Проходит день, другой, третий. Отец все пишет по утрам в кабинете, а вечером пропадает в клубе, возы стоят увязанные во дворе, а приказа о выезде все нет.
Наконец вечером к отцу требуют дворецкого Фрола и первую скрипку Михаила Алеева. Отец вручает дворецкому «кормовые» всей дворне, по пятнадцать копеек серебром мужчинам, по десять копеек женщинам в сутки, и длинный список в сорок с лишком человек, где фигурирует весь оркестр, повара, поваренки, судомойки, кухарки, Секлетинья, жена Андрея-повара (был еще Андрей-портной), с семьей из шести ребятишек, Полька-косая, Мишка-повар (ему сорок лет) и т. д.
Затем Михаилу Алееву – он же первая скрипка – вручается приказ, написанный отцом крупным почерком, в большом конверте с кучею песка (тогда еще не знали пропускной бумаги).

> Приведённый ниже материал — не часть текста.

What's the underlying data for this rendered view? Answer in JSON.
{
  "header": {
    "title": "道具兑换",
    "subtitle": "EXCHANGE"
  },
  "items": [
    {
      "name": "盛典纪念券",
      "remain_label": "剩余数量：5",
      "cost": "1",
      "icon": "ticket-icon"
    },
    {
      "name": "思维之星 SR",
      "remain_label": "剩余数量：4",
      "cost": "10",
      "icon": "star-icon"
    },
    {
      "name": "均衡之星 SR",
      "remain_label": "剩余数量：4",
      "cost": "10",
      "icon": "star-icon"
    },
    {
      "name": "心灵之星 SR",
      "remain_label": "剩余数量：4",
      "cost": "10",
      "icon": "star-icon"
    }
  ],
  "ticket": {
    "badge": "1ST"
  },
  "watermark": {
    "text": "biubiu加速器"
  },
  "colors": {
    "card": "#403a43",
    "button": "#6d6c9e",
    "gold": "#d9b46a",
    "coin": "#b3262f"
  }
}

«Дворецкому человеку Михаилу Алееву, князя Алексея Петровича Кропоткина, полковника и кавалера,
Приказ
Предписывается тебе такого-то числа, в 6 часов утра, выступить с моим обозом из Москвы в имение мое, в село Никольское, Калужской губернии, Мещовского уезда, что на реке Серене, в 230 верстах от сего дома; смотреть за порядком между людьми, и ежели который-нибудь окажется виновными в пьянстве или бесчинстве и неповинности, то ты должен явиться в ближайший город – Подольск или Малый Ярославец – к начальнику внутренней стражи и от моего имени просить о примерном наказании. Смотреть неукоснительно за целостью обоза и следовать по нижеследующему расписанию:
село такое-то – привал,
город Подольск – ночлег и т. д.».

И вот на другой день, в десять часов вместо шести – точность не в числе русских добродетелей (слава богу, мы не немцы), – обоз трогался в путь. Вдоль по Штатному и Денежному переулкам, вверх по Пречистенке, по направлению к Крымскому мосту и Калужским воротам вытягивалась дворня. «Оркестр» преображался в каких-то цыган во всевозможных казакинах и хламидах; и старые, и молодые, женщины и дети брели вдоль московских улиц по направлению к Калужским воротам. Покуда шли в Москве, строго соблюдалось, чтобы «люди» шли в приличной одежде. Заткнуть брюки в голенища сапог или подпоясаться – строго запрещалось. Но как только выходили на большое Варшавское шоссе, дисциплина исчезала, и, когда мы нагоняли дня через два-три обоз – особенно если известно было, что отец останется в Москве и приедет позже на почтовых, – дворня в каких-то кафтанах, запыленная, с обгорелыми лицами, подпираясь самодельными палками, походила скорее на кочующий цыганский табор, чем на дворню княжеского дома. Дети сидели наверху и на задах нагруженных телег, туда же иногда подсаживались женщины, но мужчины все двести тридцать верст шли пешком и в жару, по пыли или слякоти, по грязи.
И так делалось везде в Старой Конюшенной. Из всех дворянских домов выступали каждую весну такие же обозы – так странствовали в то время дворовые всех барских домов. Когда мы видели толпу слуг, проходивших по одной из наших улиц, мы знали уже, что Апухтины или Прянишниковы перебираются в деревню.
Обоз выезжал, а семья наша все еще не трогалась. Дня два-три спустя наступал наконец радостный для нас день. Всем уже надоело слоняться по опустелым комнатам, где вся мебель стояла в белых чехлах, чехлы были надеты и на зеркала, бронзовые часы и т. д., и все ждали вожделенной минуты отъезда. Случалось, на самые последки отец позовет Сашу или меня и даст переписывать в толстую большую книгу свои последние бесконечно длинные приказы бурмистру села Никольского, старосте деревни Басова и старосте деревни Каменки и наконец вручит мачехе серый лист бумаги, крупно исписанный, и громко прочтет ей:

«Княгине Елизавете Марковне Кропоткиной, урожденной Карандино, князя Алексея Петровича Кропоткина, полковника и кавалера.
Маршрутное расписание
Выступление в 8 часов утра мая такого-то дня.
1. Переезд в 15 верст до станции такой-то.
2. Переезд до города Подольска…»
и так далее вплоть до Никольского.

Май, впрочем, давно уже прошел, и вместо 8 часов утра «по расписанию» мы выезжаем в 3 часа дня; но это отец предвидел в маршрутном расписании, где имелось примечание:

«Если же паче чаяния выступление означенного мая 29-го дня в назначенный час не состоится, то предлагается Вашему Сиятельству поступать согласно Вашему разумению без утомления вверенных Вам лошадей и к вящему успеху».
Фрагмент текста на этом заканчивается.